2. NOODLE CAFE – THAI BOAT NOODLE, #B1-08
One dollar and ninety cents. That’s how much a bowl of kuay teow reua – or boat noodles, traditionally sold by boat hawkers in Thailand’s floating markets – will cost you at this hidden gem. Starting from this wonderful price (so rare in Singapore), you can customise your bowl with your choices of meat, noodles, broth (dry or soup; tom yum or clear) and of course, spice levels of varying prices and tolerance thresholds. Thick, rich, and well-seasoned with all the necessary chillies and spices, not much else is needed in the bowl. Just look out for the neon pink Diva sign, head down the light of stairs and be prepared to queue. But hey, it's worth it.
3. NA NA ORIGINAL THAI FOOD, #01-51/52
Hunkered in a corner with a screaming orange signboard, Na Na Thai is a preferred choice among the Singapore food-blogging community. Although it has various outlets across Singapore, there is something strangely singular about its Golden Mile Complex outlet, a wellspring of the usual fiery Thai stables. Detractors will argue that the eatery’s taste profile has been modified to suit the Singaporean palate. But it is impossible to fault their grilled pork collar, basil chicken, and tom yam seafood soup, with the latter packing just the right amount of heat.
4. NINJA CHEESE MOOKATA BUFFET, #01-50
If you think everything tastes better with cheese, then this establishment is tailor-made for you. It breaks somewhat different ground from all the other mookatas with its "you-eat-what you-catch” live seafood concept. And the seafood is as fresh as it comes – from shellfish to crustaceans and a selection of meat and unlimited cheese in all its melty goodness for S$41.70 nett on weekdays. Perfect for those with late-night cravings as it opens daily from 3pm to 5am.

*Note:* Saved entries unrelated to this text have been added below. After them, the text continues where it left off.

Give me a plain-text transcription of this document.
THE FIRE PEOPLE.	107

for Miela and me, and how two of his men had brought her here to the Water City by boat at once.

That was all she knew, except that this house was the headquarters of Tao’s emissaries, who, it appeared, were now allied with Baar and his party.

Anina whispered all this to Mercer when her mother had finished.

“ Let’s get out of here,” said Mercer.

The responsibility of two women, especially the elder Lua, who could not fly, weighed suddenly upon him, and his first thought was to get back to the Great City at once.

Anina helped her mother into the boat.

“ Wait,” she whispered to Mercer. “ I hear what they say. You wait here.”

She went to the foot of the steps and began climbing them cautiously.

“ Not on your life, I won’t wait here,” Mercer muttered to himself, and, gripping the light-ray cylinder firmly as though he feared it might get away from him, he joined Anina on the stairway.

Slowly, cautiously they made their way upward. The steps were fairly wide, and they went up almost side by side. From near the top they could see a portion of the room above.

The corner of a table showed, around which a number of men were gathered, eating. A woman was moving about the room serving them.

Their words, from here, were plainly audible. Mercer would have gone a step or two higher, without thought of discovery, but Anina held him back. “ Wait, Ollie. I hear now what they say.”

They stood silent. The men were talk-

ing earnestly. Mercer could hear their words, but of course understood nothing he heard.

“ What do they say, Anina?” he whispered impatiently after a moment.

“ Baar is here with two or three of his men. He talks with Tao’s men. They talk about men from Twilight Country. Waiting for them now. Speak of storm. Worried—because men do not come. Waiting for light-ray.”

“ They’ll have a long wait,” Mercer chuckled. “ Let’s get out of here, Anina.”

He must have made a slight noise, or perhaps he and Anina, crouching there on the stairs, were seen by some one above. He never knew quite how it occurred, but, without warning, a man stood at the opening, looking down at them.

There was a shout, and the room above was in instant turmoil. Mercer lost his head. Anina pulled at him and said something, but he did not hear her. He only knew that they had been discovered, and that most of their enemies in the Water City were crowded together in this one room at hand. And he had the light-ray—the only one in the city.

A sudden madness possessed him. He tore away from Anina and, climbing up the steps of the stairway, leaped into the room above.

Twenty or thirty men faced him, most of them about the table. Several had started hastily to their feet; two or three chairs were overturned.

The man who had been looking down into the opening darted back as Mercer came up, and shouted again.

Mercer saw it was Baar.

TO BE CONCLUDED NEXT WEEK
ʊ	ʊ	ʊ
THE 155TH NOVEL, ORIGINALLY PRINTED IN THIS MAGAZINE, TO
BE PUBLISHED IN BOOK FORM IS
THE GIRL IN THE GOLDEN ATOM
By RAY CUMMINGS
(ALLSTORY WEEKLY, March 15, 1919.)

5. DIANDIN LELUK, #01-67/68/69
Considered one of the icons of Golden Mile Complex, Diandin Leluk has been a crowd favourite since Changmai native Yuang Somchua opened in 1983. Over the years, it’s arguably leaning towards a more Singaporean Thai palate with star dishes like pandan chicken, claypot prawns with tang hoon, and hotpot oyster omelette. But their basil chicken with rice and a runny sunny side up egg is still that irresistible old favourite not to be missed.
6. BANANA FRITTERS AND SWEET POTATO BALLS, KIOSK OUTSIDE THE THAI SUPERMARKET
These famous banana fritters and sweet potato balls are worth the calories, given how the thin slices of bananas and sweet potato balls are fried to coconut batter perfection. The price per golden goodness has recently risen to 50 cents each ( it's now S$3 for six pieces from its previous S$2 for five pieces). But in our eyes, it’s still a steal and one of the best after-dinner snacks around.